We say goodbye to the northwest and catch our flight to cosmopolitan Buenos Aires. Here we find ourselves in the midst of Argentina's capital, located on the southern shores of the Rio de la Plata. Since its founding by Pedro de Mendoza in the 1500s, the city has thrived on trade and its vibrant streets are filled with an eclectic mix of European architectural styles, with Spanish, French and Italian classicism rubbing shoulders with remnants of Victorian grandeur. The afternoon is free to settle in. Tomorrow we will visit the eclectic and bohemian south of the city, so this afternoon you might want to visit the elite north, home to the embassies, the richer neighbourhoods and many of the city's green spaces. Its main site is the famous Recoleta Cemetery, the final resting place of some of Argentina's most revered figures, including Eva Peron. Or perhaps go to Palermo Park, an urban oasis in the madness of the city. This evening or tomorrow we will have an opportunity to enjoy something of Buenos Aires' dazzling nightlife and soak up the pulsating rhythms of one of South America's most captivating cities.
This morning we take a tour of the southern part of the city, exploring the major landmarks around the Plaza de Mayo, site of the famous mass demonstrations by supporters of Juan Domingo Peron in 1945, organised by his wife Eva. We also visit the arty district of San Telmo, with its small one-way streets and walls covered with street art and graffiti. The tour ends in the colourful vibrancy of La Caminito in the La Boca district of the city. Settled originally by Italian migrants, the area is famed for its bright houses and lively street performers. We will surely come across the tango being performed on some street corners, a dramatic difference to the Folkloric dancing in the northwest, and highlighting the capital's affiliation with Europe in this most Latin of dances. The afternoon is at your leisure. There is much to do and see in Buenos Aires, so revisiting a favourite area or simply relaxing by the waterfront at Puerto Madero may be on your wishlist. A final taste of the famous alfajores is essential!
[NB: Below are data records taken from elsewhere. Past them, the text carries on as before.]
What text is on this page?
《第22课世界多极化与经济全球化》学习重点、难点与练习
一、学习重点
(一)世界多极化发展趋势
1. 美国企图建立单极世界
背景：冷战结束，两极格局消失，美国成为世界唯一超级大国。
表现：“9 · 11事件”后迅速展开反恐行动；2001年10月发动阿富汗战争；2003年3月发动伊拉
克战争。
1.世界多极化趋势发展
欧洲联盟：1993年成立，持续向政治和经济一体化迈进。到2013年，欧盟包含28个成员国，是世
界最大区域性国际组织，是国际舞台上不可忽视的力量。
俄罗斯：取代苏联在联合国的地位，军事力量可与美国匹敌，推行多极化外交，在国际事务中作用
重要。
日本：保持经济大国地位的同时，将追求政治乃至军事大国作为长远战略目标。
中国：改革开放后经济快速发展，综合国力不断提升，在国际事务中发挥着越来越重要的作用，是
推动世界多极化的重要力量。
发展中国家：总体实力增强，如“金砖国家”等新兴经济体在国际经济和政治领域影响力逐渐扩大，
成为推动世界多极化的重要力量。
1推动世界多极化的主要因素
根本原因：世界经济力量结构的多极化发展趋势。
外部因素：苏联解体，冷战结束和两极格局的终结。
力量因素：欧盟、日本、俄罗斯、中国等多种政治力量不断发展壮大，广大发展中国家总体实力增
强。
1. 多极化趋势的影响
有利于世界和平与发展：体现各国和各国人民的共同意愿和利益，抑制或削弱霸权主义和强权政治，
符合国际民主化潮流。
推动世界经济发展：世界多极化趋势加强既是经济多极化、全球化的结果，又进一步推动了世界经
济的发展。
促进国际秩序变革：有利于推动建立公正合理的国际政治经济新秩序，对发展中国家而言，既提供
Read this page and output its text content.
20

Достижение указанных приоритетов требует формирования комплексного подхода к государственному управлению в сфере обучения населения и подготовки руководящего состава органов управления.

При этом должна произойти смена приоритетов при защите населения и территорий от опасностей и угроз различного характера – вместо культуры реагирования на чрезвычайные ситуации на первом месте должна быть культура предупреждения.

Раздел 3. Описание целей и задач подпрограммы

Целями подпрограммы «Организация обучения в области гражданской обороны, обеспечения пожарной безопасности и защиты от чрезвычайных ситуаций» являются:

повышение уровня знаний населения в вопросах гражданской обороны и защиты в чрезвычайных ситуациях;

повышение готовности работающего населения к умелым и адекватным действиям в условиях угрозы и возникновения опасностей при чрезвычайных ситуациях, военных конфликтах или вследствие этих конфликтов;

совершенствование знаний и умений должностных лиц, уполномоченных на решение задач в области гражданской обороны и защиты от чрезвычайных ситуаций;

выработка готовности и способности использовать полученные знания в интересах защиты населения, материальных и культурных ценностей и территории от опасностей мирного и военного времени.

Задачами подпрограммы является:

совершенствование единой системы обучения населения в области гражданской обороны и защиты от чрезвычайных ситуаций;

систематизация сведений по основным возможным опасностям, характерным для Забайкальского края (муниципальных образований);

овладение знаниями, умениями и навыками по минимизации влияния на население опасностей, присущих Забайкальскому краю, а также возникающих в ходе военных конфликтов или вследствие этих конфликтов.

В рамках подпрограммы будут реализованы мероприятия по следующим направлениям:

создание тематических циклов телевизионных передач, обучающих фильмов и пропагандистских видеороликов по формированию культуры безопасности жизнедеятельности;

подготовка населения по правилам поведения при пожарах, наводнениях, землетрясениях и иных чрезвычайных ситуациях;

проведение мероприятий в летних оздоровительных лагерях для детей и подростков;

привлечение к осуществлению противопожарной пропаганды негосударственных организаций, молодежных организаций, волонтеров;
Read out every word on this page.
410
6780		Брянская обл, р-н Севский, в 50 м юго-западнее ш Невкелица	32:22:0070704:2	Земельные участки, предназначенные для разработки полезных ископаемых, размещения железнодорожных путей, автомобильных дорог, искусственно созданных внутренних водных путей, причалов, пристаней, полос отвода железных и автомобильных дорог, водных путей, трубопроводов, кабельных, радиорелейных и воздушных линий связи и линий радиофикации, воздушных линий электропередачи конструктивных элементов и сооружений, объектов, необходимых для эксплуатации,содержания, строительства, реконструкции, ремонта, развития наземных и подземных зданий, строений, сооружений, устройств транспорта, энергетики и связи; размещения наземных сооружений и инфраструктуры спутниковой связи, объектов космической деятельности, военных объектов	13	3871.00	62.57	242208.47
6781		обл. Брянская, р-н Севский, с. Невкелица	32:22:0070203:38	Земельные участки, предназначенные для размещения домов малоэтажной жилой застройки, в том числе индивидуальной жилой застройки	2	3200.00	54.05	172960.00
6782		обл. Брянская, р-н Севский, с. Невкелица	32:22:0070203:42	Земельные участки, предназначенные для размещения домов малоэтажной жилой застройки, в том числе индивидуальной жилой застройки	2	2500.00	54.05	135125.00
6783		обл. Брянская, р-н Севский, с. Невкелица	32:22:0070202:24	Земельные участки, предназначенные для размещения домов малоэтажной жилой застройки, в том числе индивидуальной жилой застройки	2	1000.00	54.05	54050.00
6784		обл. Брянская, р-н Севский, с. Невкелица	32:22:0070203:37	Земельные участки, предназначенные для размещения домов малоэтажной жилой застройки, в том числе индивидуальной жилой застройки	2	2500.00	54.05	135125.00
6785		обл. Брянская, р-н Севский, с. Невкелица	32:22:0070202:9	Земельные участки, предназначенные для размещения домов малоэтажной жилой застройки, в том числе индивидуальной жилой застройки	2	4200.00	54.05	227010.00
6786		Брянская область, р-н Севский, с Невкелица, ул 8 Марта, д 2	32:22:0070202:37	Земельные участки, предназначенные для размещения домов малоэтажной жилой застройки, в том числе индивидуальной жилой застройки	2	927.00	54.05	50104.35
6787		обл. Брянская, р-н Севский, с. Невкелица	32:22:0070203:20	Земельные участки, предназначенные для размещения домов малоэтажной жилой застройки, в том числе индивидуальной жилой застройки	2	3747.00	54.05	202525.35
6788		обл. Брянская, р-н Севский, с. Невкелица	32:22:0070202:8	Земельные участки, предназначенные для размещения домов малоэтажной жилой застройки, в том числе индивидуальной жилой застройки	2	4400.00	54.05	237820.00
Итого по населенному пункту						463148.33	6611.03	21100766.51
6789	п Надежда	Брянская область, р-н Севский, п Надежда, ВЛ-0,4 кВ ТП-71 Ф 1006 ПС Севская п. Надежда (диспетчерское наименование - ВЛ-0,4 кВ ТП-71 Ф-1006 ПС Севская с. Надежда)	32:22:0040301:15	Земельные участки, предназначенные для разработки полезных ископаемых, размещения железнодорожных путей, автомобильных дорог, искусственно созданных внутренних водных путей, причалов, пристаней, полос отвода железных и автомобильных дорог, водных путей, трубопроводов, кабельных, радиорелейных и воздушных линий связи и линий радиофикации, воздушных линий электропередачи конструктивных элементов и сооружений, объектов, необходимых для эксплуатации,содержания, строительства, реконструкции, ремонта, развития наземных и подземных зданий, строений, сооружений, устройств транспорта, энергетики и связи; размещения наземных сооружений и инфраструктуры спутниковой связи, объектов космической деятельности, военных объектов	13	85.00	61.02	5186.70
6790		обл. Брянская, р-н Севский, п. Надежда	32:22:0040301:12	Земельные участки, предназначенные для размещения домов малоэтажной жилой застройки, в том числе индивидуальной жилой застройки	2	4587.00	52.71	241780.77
The trip ends after breakfast at our hotel in Buenos Aires. There are no activities planned today, so you are free to depart from Buenos Aires at any time. If your flight is departing later in the day, luggage storage facilities are available at our hotel. If you would like to receive a complimentary airport transfer today, you need to depart from either Aeroparque Internacional Jorge Newbery (AEP) or Ezeiza International Airport (EZE).